UBC Theses and Dissertations
Genre and audience response in the Middle English Pearl Amy, Roger Andrew
The following thesis, “Genre and Audience Response in the Middle English Pearl”, examines the problematic nature of generic definition of the Middle English poem Pearl. The anonymous poem, dating from the late 14th Century, concerns a "jueler" who has lost a precious pearl and given in to unseemly grief, denying his faith. In a dreamlike vision, he is led through debates by a mysterious Pearl Maiden who shows him the errors he has committed; he is privileged to a heavenly apparition of the heavenly Jerusalem and its divine inhabitants; finally, he is cast from the vision, reconciled to his loss and his faith. Pearl has resisted easy generic categorization. In this thesis, I argue that the indeterminability of the poem's genre is deliberate.
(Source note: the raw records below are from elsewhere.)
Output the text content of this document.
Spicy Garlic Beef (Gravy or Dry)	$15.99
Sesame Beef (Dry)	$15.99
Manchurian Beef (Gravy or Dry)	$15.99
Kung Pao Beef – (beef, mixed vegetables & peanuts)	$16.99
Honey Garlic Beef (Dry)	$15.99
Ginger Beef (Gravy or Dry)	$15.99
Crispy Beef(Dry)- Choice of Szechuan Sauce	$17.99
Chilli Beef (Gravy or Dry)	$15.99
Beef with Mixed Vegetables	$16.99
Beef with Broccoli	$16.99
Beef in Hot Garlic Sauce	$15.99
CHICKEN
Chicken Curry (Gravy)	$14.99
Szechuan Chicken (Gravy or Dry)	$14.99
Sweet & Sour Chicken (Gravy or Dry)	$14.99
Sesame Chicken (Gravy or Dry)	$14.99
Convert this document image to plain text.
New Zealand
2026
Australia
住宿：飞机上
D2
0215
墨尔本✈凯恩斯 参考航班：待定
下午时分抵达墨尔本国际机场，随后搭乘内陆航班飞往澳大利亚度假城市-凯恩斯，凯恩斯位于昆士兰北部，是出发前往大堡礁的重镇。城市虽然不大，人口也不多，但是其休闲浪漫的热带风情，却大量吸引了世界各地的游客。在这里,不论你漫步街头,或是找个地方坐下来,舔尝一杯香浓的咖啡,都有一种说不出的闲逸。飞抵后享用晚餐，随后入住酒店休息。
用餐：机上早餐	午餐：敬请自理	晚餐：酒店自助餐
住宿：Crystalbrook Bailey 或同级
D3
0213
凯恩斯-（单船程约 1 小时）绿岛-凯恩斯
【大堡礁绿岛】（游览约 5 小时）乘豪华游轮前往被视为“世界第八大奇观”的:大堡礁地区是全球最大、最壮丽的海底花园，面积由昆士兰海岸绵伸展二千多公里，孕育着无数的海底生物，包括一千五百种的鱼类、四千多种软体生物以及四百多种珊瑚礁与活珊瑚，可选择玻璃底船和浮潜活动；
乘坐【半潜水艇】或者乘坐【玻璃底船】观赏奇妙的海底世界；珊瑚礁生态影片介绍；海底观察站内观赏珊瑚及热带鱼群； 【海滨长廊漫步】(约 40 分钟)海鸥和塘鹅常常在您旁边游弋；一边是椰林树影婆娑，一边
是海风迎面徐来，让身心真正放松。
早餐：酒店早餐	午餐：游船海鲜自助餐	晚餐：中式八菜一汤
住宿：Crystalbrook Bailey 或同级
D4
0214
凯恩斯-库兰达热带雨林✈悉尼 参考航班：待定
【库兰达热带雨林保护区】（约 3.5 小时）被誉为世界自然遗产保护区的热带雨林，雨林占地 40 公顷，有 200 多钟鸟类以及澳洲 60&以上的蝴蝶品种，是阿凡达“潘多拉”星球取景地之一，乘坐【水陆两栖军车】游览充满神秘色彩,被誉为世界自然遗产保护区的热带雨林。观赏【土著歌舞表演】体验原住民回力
Genre carries meaning; a reader, recognizing familiar generic aspects, expects the poem to progress in a certain manner. The poet carefully chooses elements of many familiar genres in order to manipulate the audience's reactions at crucial points in the poem. With these manipulations, the poet succeeds in making the experience of the poem personal for the reader, not merely literary. I begin my argument by postulating the existence of a generic tradition, a historically viewed body of works; genre is the synchronic cross-section of the generic tradition. Following Jauss, I propose that generic tradition shapes the expectations of a reader, and thus shapes the reader's response to a text. I then look at the various generic traditions which Pearl draws from: allegory and elegy, the consolatio, debate poetry, the dream vision, and the visual arts. Using a survey of critical literature and comparisons to other contemporary texts where applicable, I demonstrate how Pearl draws from the various traditions, and where it differs. I then examine the significance of the variations from the generic tradition to the reader's response to the poem. To conclude, I discuss the role of the retrospective look to the reader's understanding of the poem and to the reception and continuation of the generic tradition.